One vendor in particular, Chen Baobao, is credited with igniting the popularity of dan dan noodles. According to Chili House SF, Baobao spread the word by bringing the dish with him wherever he went in his two-compartment pot. The noodles later spread to cities like Chengdu and Chongqing, and eventually, Sichuan restaurant founder Yeung Din-Wu introduced them to Hong Kong, where he catered to local taste buds by toning down their spiciness (via Michelin Guide).

As dan dan noodles have spread beyond Sichuan, the ingredients and recipe have been adjusted slightly. Local ingredients are typically used to make this dish, notes Splendid Spoon, which can mean a thicker sauce, smokier flavor, or fresher noodles, depending on where you get them.

Ingredients in dan dan noodles

According to The Woks of Life, the essential components of a standout bowl of dan dan noodles are the noodles and greens, meat and pickled vegetables, sauce, and the starring ingredient, chili oil. The sauce is made up of chili paste, chili oil, sugar, garlic, chicken stock, Chinese sesame sauce, Chinese Five Spice, and Sichuan peppercorns, according to Recipe Tin Eats. You can purchase plenty of store-bought chili oils, but The Woks of Life recommends making your own using Sichuan peppercorns, cinnamon, star anise, oil, and red pepper flakes. Chinese sesame sauce, which can also be found in Asian grocery stores, has a potent sesame flavor that's a little stronger than tahini (via Recipe Tin Eats). 

As far as the noodles, the most common variety used is wheat flour-based noodles, Red House Spice explains, and you can use store-bought or even ramen noodles if necessary, although something homemade will naturally yield the freshest results. For the toppings, ground pork and pickled vegetables, Omnivore's Cookbook shares that the pork should be a little overcooked, as you want all the liquid to have fully evaporated. You can vary which veggies get pickled, but Kitchn says for an authentic bowl, try fermented mustard greens (called mei cai) or the greens from Chinese Cardamine plants, such as Yibin yacai.
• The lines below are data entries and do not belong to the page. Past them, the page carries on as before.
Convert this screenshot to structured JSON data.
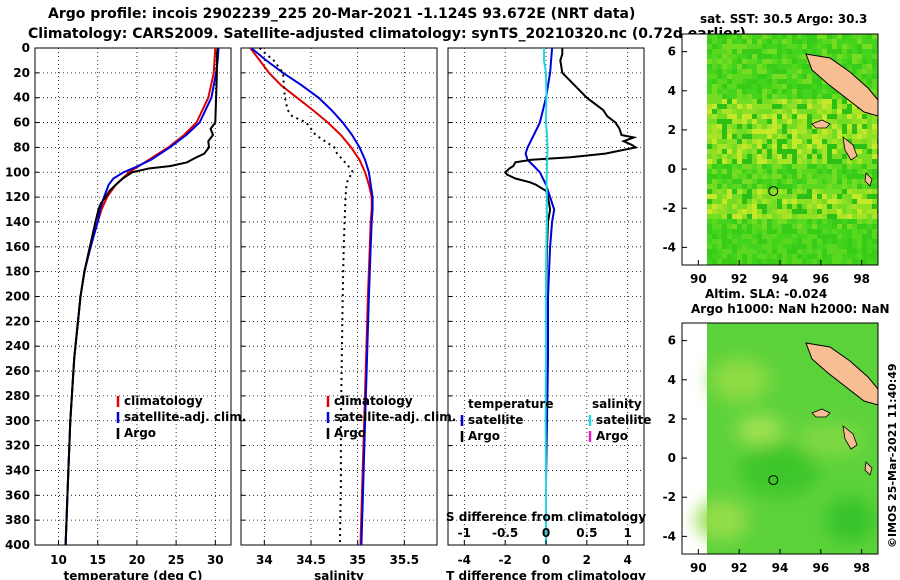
{
  "header": {
    "title_line1": "Argo profile: incois 2902239_225 20-Mar-2021 -1.124S 93.672E (NRT data)",
    "title_line2": "Climatology: CARS2009. Satellite-adjusted climatology: synTS_20210320.nc (0.72d earlier)"
  },
  "colors": {
    "climatology": "#e00000",
    "satellite": "#0000dd",
    "argo": "#000000",
    "salinity_sat": "#22d8e6",
    "salinity_argo": "#e020c0",
    "land": "#f6be92"
  },
  "chart_data": [
    {
      "type": "line",
      "id": "temperature",
      "xlabel": "temperature (deg C)",
      "ylabel": "",
      "xlim": [
        7,
        32
      ],
      "ylim": [
        400,
        0
      ],
      "xticks": [
        "10",
        "15",
        "20",
        "25",
        "30"
      ],
      "yticks": [
        "0",
        "20",
        "40",
        "60",
        "80",
        "100",
        "120",
        "140",
        "160",
        "180",
        "200",
        "220",
        "240",
        "260",
        "280",
        "300",
        "320",
        "340",
        "360",
        "380",
        "400"
      ],
      "legend": [
        "climatology",
        "satellite-adj. clim.",
        "Argo"
      ],
      "series": [
        {
          "name": "climatology",
          "color": "#e00000",
          "style": "solid",
          "depth": [
            0,
            10,
            20,
            40,
            60,
            70,
            80,
            90,
            100,
            110,
            120,
            130,
            140,
            160,
            180,
            200,
            250,
            300,
            350,
            400
          ],
          "values": [
            30.0,
            29.9,
            29.8,
            29.1,
            27.6,
            26.0,
            24.0,
            21.5,
            19.0,
            17.3,
            16.2,
            15.5,
            15.0,
            14.0,
            13.3,
            12.8,
            12.0,
            11.5,
            11.2,
            10.9
          ]
        },
        {
          "name": "satellite-adj. clim.",
          "color": "#0000dd",
          "style": "solid",
          "depth": [
            0,
            10,
            20,
            40,
            60,
            70,
            80,
            90,
            96,
            100,
            105,
            110,
            120,
            130,
            140,
            160,
            180,
            200,
            250,
            300,
            350,
            400
          ],
          "values": [
            30.4,
            30.3,
            30.1,
            29.5,
            28.0,
            26.3,
            24.2,
            21.8,
            19.8,
            18.3,
            17.0,
            16.4,
            15.8,
            15.3,
            15.0,
            14.1,
            13.3,
            12.8,
            12.0,
            11.5,
            11.2,
            10.9
          ]
        },
        {
          "name": "Argo",
          "color": "#000000",
          "style": "solid",
          "depth": [
            0,
            5,
            20,
            40,
            60,
            65,
            70,
            75,
            80,
            85,
            88,
            92,
            95,
            97,
            100,
            105,
            110,
            115,
            120,
            125,
            130,
            140,
            160,
            180,
            200,
            250,
            300,
            350,
            400
          ],
          "values": [
            30.3,
            30.2,
            30.2,
            30.1,
            30.0,
            29.4,
            29.7,
            29.1,
            29.2,
            28.6,
            27.6,
            26.4,
            24.3,
            21.5,
            19.4,
            18.2,
            17.3,
            16.5,
            16.0,
            15.4,
            15.1,
            14.7,
            14.0,
            13.3,
            12.8,
            12.0,
            11.5,
            11.2,
            10.9
          ]
        }
      ]
    },
    {
      "type": "line",
      "id": "salinity",
      "xlabel": "salinity",
      "ylabel": "",
      "xlim": [
        33.75,
        35.85
      ],
      "ylim": [
        400,
        0
      ],
      "xticks": [
        "34",
        "34.5",
        "35",
        "35.5"
      ],
      "legend": [
        "climatology",
        "satellite-adj. clim.",
        "Argo"
      ],
      "series": [
        {
          "name": "climatology",
          "color": "#e00000",
          "style": "solid",
          "depth": [
            0,
            10,
            20,
            30,
            40,
            50,
            60,
            70,
            80,
            90,
            100,
            110,
            120,
            130,
            140,
            160,
            200,
            250,
            300,
            350,
            400
          ],
          "values": [
            33.85,
            33.95,
            34.05,
            34.18,
            34.35,
            34.52,
            34.68,
            34.82,
            34.93,
            35.02,
            35.08,
            35.12,
            35.15,
            35.15,
            35.14,
            35.13,
            35.11,
            35.09,
            35.07,
            35.05,
            35.03
          ]
        },
        {
          "name": "satellite-adj. clim.",
          "color": "#0000dd",
          "style": "solid",
          "depth": [
            0,
            10,
            20,
            30,
            40,
            50,
            60,
            70,
            80,
            90,
            100,
            110,
            120,
            130,
            140,
            160,
            200,
            250,
            300,
            350,
            400
          ],
          "values": [
            33.86,
            34.02,
            34.2,
            34.4,
            34.58,
            34.72,
            34.84,
            34.94,
            35.02,
            35.08,
            35.12,
            35.14,
            35.16,
            35.16,
            35.15,
            35.14,
            35.12,
            35.1,
            35.08,
            35.06,
            35.04
          ]
        },
        {
          "name": "Argo",
          "color": "#000000",
          "style": "dotted",
          "depth": [
            0,
            5,
            10,
            20,
            30,
            40,
            50,
            55,
            60,
            70,
            80,
            85,
            90,
            95,
            100,
            105,
            110,
            120,
            140,
            160,
            200,
            250,
            300,
            350,
            400
          ],
          "values": [
            33.95,
            34.02,
            34.1,
            34.2,
            34.21,
            34.22,
            34.25,
            34.3,
            34.45,
            34.55,
            34.75,
            34.78,
            34.84,
            34.9,
            34.95,
            34.9,
            34.88,
            34.87,
            34.86,
            34.85,
            34.84,
            34.83,
            34.82,
            34.82,
            34.81
          ]
        }
      ]
    },
    {
      "type": "line",
      "id": "difference",
      "xlabel": "T difference from climatology",
      "xlabel_top": "S difference from climatology",
      "ylabel": "",
      "xlim": [
        -4.8,
        4.8
      ],
      "ylim": [
        400,
        0
      ],
      "xticks": [
        "-4",
        "-2",
        "0",
        "2",
        "4"
      ],
      "xticks_top": [
        "-1",
        "-0.5",
        "0",
        "0.5",
        "1"
      ],
      "legend_titles": [
        "temperature",
        "salinity"
      ],
      "legend_left": [
        "satellite",
        "Argo"
      ],
      "legend_right": [
        "satellite",
        "Argo"
      ],
      "series": [
        {
          "name": "T satellite",
          "color": "#0000dd",
          "style": "solid",
          "depth": [
            0,
            20,
            40,
            60,
            70,
            80,
            85,
            90,
            95,
            100,
            110,
            120,
            130,
            140,
            160,
            200,
            250,
            300,
            350,
            400
          ],
          "values": [
            0.3,
            0.2,
            0.0,
            -0.3,
            -0.6,
            -0.9,
            -1.0,
            -0.9,
            -0.6,
            -0.3,
            0.0,
            0.2,
            0.4,
            0.3,
            0.2,
            0.1,
            0.1,
            0.05,
            0.0,
            0.0
          ]
        },
        {
          "name": "T Argo",
          "color": "#000000",
          "style": "solid",
          "depth": [
            0,
            5,
            10,
            20,
            30,
            40,
            50,
            55,
            60,
            65,
            70,
            72,
            75,
            78,
            80,
            82,
            85,
            88,
            90,
            92,
            95,
            97,
            100,
            102,
            105,
            108,
            110,
            115,
            120,
            130,
            140,
            160,
            200,
            250,
            300,
            350,
            400
          ],
          "values": [
            0.8,
            0.8,
            0.7,
            0.8,
            1.4,
            2.0,
            2.8,
            3.0,
            3.4,
            3.6,
            3.7,
            4.3,
            3.8,
            4.2,
            4.4,
            3.8,
            2.9,
            1.2,
            -0.7,
            -1.5,
            -1.6,
            -1.8,
            -2.0,
            -1.9,
            -1.5,
            -0.8,
            -0.5,
            0.0,
            0.1,
            0.2,
            0.1,
            0.05,
            0.0,
            0.0,
            0.0,
            0.0,
            0.0
          ]
        },
        {
          "name": "S satellite",
          "color": "#22d8e6",
          "style": "solid",
          "depth": [
            0,
            10,
            20,
            40,
            60,
            70,
            80,
            90,
            100,
            110,
            120,
            140,
            160,
            180,
            200,
            250,
            300,
            350,
            400
          ],
          "values": [
            -0.1,
            -0.1,
            0.0,
            0.02,
            0.0,
            0.05,
            0.08,
            0.06,
            0.04,
            0.03,
            0.04,
            0.05,
            0.02,
            0.0,
            0.0,
            0.0,
            -0.02,
            0.0,
            0.0
          ]
        }
      ]
    },
    {
      "type": "heatmap",
      "id": "sst-map",
      "title": "sat. SST: 30.5 Argo: 30.3",
      "xlim": [
        89.2,
        98.8
      ],
      "ylim": [
        -4.9,
        6.9
      ],
      "xticks": [
        "90",
        "92",
        "94",
        "96",
        "98"
      ],
      "yticks": [
        "6",
        "4",
        "2",
        "0",
        "-2",
        "-4"
      ],
      "marker": {
        "lon": 93.672,
        "lat": -1.124
      }
    },
    {
      "type": "heatmap",
      "id": "sla-map",
      "title": "Altim. SLA: -0.024",
      "subtitle": "Argo h1000: NaN h2000: NaN",
      "xlim": [
        89.2,
        98.8
      ],
      "ylim": [
        -4.9,
        6.9
      ],
      "xticks": [
        "90",
        "92",
        "94",
        "96",
        "98"
      ],
      "yticks": [
        "6",
        "4",
        "2",
        "0",
        "-2",
        "-4"
      ],
      "marker": {
        "lon": 93.672,
        "lat": -1.124
      }
    }
  ],
  "footer": {
    "watermark": "©IMOS 25-Mar-2021 11:40:49"
  }
}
How dan dan noodles are made

While dan dan noodles can certainly be a delicious dish without it, according to MasterClass, it's of the best dishes that feature chili oil. Chili oil has become a trendy condiment recently, with varieties like Trader Joe's Crunchy Chili Onion and Sichuan Chili Crisp gaining traction on social media. You can make the sauce for dan dan noodles by dumping one of these brands in with the rest of the ingredients, however when a simple chili oil recipe only takes three ingredients (oil, whole red peppers, and red pepper flakes) and 10 minutes to whip up, why not try making it yourself?
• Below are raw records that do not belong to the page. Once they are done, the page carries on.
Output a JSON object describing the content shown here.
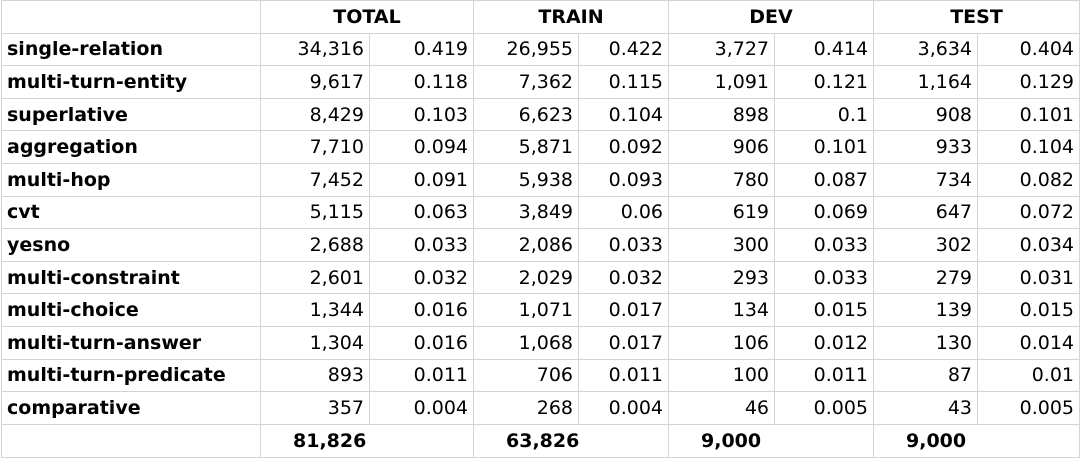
{
  "headers": [
    "",
    "TOTAL",
    "TRAIN",
    "DEV",
    "TEST"
  ],
  "rows": [
    {
      "label": "single-relation",
      "cells": [
        "34,316",
        "0.419",
        "26,955",
        "0.422",
        "3,727",
        "0.414",
        "3,634",
        "0.404"
      ]
    },
    {
      "label": "multi-turn-entity",
      "cells": [
        "9,617",
        "0.118",
        "7,362",
        "0.115",
        "1,091",
        "0.121",
        "1,164",
        "0.129"
      ]
    },
    {
      "label": "superlative",
      "cells": [
        "8,429",
        "0.103",
        "6,623",
        "0.104",
        "898",
        "0.1",
        "908",
        "0.101"
      ]
    },
    {
      "label": "aggregation",
      "cells": [
        "7,710",
        "0.094",
        "5,871",
        "0.092",
        "906",
        "0.101",
        "933",
        "0.104"
      ]
    },
    {
      "label": "multi-hop",
      "cells": [
        "7,452",
        "0.091",
        "5,938",
        "0.093",
        "780",
        "0.087",
        "734",
        "0.082"
      ]
    },
    {
      "label": "cvt",
      "cells": [
        "5,115",
        "0.063",
        "3,849",
        "0.06",
        "619",
        "0.069",
        "647",
        "0.072"
      ]
    },
    {
      "label": "yesno",
      "cells": [
        "2,688",
        "0.033",
        "2,086",
        "0.033",
        "300",
        "0.033",
        "302",
        "0.034"
      ]
    },
    {
      "label": "multi-constraint",
      "cells": [
        "2,601",
        "0.032",
        "2,029",
        "0.032",
        "293",
        "0.033",
        "279",
        "0.031"
      ]
    },
    {
      "label": "multi-choice",
      "cells": [
        "1,344",
        "0.016",
        "1,071",
        "0.017",
        "134",
        "0.015",
        "139",
        "0.015"
      ]
    },
    {
      "label": "multi-turn-answer",
      "cells": [
        "1,304",
        "0.016",
        "1,068",
        "0.017",
        "106",
        "0.012",
        "130",
        "0.014"
      ]
    },
    {
      "label": "multi-turn-predicate",
      "cells": [
        "893",
        "0.011",
        "706",
        "0.011",
        "100",
        "0.011",
        "87",
        "0.01"
      ]
    },
    {
      "label": "comparative",
      "cells": [
        "357",
        "0.004",
        "268",
        "0.004",
        "46",
        "0.005",
        "43",
        "0.005"
      ]
    }
  ],
  "totals": [
    "81,826",
    "63,826",
    "9,000",
    "9,000"
  ]
}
When assembling dan dan noodles, it's essential to understand that the four main elements aren't thrown together but rather layered for a greater depth of flavor. According to Recipe Tin Eats, the order of operations is as follows: sauce (made with chili oil) in the bowl first, then the noodles, pork and pickled vegetables, and a few chopped peanuts to finish it off. Only after all the various components are in the bowl can you mix everything together and begin stuffing noodles in your mouth.